White people in the neighboring villages referred to Black people on Tow Hill as "Tow Heads." The Delidge family moved to Scotia and Marysville in neighboring Patton Township when a large scale iron ore operation started in the area. In the 1890s the operation ceased.

The Abraham Elder Stone House and George Wilson Homestead are listed on the National Register of Historic Places.

==Geography==
According to the United States Census Bureau, the township has a total area of 61.1 km2, all land.

Halfmoon Township is bordered by Taylor and Worth townships to the northwest, Patton Township to the northeast, Ferguson Township to the southeast and Huntingdon County to the southwest.

Halfmoon Creek, a tributary of Spruce Creek and the Little Juniata River, flows from the northeastern edge of the township, along Halfmoon Valley Road, through the communities of Stormstown, Centennial, and Loveville before passing into Ferguson Township at Marengo.

==Demographics==

As of the census of 2010, there were 2,667 people, 913 households, and 778 families residing in the township.
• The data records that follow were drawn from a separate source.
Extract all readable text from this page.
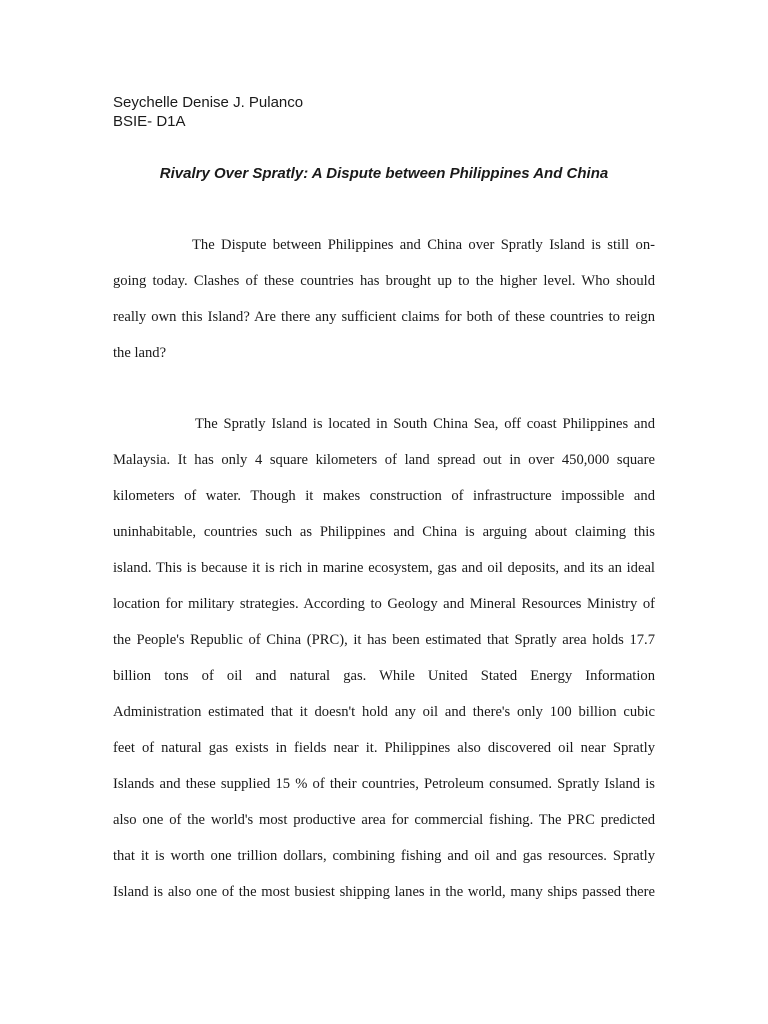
Seychelle Denise J. Pulanco
BSIE- D1A
Rivalry Over Spratly: A Dispute between Philippines And China
The Dispute between Philippines and China over Spratly Island is still on-
going today. Clashes of these countries has brought up to the higher level. Who should
really own this Island? Are there any sufficient claims for both of these countries to reign
the land?
The Spratly Island is located in South China Sea, off coast Philippines and
Malaysia. It has only 4 square kilometers of land spread out in over 450,000 square
kilometers of water. Though it makes construction of infrastructure impossible and
uninhabitable, countries such as Philippines and China is arguing about claiming this
island. This is because it is rich in marine ecosystem, gas and oil deposits, and its an ideal
location for military strategies. According to Geology and Mineral Resources Ministry of
the People's Republic of China (PRC), it has been estimated that Spratly area holds 17.7
billion tons of oil and natural gas. While United Stated Energy Information
Administration estimated that it doesn't hold any oil and there's only 100 billion cubic
feet of natural gas exists in fields near it. Philippines also discovered oil near Spratly
Islands and these supplied 15 % of their countries, Petroleum consumed. Spratly Island is
also one of the world's most productive area for commercial fishing. The PRC predicted
that it is worth one trillion dollars, combining fishing and oil and gas resources. Spratly
Island is also one of the most busiest shipping lanes in the world, many ships passed there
The population density was 118.0 PD/sqmi. There were 963 housing units at an average density of 42.6/sq mi (16.4/km^{2}). The racial makeup of the township was 97.3% White, 0.5% Black or African American, 0.8% Asian, and 1.4% from two or more races. Hispanic or Latino of any race were 1.1% of the population.

There were 913 households, out of which 44.1% had children under the age of 18 living with them, 79.1% were married couples living together, 2.3% had a male householder with no wife present, 3.8% had a female householder with no husband present, and 14.8% were non-families. 10.8% of all households were made up of individuals, and 3.1% had someone living alone who was 65 years of age or older. The average household size was 2.92 and the average family size was 3.19.
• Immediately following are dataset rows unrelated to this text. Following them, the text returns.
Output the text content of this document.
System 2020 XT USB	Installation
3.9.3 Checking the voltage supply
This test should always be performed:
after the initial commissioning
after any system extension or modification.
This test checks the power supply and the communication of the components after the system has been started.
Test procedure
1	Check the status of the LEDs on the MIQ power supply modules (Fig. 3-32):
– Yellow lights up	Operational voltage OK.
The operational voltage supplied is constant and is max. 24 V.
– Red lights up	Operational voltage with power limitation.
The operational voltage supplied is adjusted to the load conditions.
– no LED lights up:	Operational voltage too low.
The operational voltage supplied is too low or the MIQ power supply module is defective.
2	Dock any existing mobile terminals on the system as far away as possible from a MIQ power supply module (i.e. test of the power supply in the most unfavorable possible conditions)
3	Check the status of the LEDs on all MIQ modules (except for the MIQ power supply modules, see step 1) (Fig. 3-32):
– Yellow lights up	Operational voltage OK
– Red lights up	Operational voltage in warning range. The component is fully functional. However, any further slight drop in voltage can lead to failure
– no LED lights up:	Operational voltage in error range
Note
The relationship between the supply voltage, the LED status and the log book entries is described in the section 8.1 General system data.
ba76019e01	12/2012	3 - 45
In the township the population was spread out, with 28.4% under the age of 18, 5.8% from 18 to 24, 23.4% from 25 to 44, 35.7% from 45 to 64, and 6.7% who were 65 years of age or older. The median age was 41 years. For every 100 females, there were 104.2 males. For every 100 females age 18 and over, there were 102.0 males.
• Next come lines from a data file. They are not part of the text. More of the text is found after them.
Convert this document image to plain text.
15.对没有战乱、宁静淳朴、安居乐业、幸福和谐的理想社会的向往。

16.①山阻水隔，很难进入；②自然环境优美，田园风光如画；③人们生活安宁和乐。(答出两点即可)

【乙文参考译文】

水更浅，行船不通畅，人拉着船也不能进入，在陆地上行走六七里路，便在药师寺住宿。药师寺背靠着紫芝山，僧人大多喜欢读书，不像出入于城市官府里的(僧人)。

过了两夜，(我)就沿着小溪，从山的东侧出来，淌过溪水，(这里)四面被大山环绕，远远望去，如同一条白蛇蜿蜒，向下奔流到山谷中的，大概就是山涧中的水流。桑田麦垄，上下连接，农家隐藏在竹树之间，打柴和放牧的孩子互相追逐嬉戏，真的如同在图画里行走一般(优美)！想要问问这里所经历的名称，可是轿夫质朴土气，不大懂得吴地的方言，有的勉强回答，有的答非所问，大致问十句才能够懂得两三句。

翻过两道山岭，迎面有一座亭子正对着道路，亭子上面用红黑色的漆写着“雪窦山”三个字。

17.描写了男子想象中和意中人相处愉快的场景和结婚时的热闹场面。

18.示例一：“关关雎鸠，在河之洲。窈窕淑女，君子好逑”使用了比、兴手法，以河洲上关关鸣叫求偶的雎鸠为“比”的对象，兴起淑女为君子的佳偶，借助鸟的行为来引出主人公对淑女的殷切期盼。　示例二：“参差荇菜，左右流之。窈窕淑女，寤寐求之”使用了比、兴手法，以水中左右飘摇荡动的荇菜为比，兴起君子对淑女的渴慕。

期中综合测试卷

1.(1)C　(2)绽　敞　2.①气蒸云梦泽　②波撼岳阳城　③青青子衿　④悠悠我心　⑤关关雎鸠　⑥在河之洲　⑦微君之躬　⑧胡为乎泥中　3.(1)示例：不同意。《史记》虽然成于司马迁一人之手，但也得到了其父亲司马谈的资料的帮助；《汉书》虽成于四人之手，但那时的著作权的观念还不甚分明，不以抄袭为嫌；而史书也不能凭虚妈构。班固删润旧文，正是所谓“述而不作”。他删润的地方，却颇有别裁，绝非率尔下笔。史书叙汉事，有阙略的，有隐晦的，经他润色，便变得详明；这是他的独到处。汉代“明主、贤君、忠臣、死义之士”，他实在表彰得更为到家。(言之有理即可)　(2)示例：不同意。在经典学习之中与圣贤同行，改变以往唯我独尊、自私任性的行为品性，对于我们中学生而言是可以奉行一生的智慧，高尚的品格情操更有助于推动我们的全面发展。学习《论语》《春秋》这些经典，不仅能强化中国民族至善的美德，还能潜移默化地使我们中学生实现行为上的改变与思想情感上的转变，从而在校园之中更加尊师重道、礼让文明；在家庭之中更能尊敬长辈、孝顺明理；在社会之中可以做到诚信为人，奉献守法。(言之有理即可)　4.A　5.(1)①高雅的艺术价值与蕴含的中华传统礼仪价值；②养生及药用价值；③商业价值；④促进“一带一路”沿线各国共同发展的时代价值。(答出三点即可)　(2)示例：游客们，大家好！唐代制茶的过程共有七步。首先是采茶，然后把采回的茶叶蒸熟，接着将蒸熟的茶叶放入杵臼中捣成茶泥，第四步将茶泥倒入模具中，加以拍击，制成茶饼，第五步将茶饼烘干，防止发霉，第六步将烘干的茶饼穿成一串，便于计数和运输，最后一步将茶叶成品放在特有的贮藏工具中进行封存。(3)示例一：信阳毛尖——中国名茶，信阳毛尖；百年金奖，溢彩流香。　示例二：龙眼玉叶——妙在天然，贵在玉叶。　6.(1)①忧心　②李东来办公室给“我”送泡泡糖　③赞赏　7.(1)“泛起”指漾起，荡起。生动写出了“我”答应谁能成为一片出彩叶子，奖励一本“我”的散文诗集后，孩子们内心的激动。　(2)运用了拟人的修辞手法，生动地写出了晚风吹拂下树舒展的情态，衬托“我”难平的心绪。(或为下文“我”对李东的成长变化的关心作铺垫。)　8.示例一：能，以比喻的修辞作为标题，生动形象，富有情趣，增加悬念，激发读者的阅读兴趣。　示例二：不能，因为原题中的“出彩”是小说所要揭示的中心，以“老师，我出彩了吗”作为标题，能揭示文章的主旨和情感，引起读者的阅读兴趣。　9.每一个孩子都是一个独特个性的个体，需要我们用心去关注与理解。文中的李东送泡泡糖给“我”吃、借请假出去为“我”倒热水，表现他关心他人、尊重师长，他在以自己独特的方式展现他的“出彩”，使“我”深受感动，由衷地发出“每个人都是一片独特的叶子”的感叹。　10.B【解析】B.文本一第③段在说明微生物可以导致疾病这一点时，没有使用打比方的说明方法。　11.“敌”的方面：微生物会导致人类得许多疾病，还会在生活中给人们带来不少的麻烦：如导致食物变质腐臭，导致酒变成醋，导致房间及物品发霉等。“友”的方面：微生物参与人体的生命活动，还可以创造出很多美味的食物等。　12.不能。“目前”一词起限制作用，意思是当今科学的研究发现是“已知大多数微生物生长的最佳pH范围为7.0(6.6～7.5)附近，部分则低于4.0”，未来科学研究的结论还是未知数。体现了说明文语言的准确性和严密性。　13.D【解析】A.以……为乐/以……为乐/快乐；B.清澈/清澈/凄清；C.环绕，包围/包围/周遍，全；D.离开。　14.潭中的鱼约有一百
The median income for a household in the township was $98,911, and the median income for a family was $103,224. The per capita income for the township was $36,018. About 4.1% of families and 3.9% of the population were below the poverty line, including 2.5% of those under age 18 and none of those age 65 or over.

Historical population
| Census | Pop. | Note | %± |
| 2000 | 2,357 |  | — |
| 2010 | 2,667 |  | 13.2% |
| 2020 | 2,819 |  | 5.7% |
| 2021 (est.) | 2,809 |  | −0.4% |
U.S. Decennial Census

==Transportation==
Pennsylvania Route 550 is the primary thoroughfare for the township.

==Education==
Halfmoon Township is part of the State College Area School District.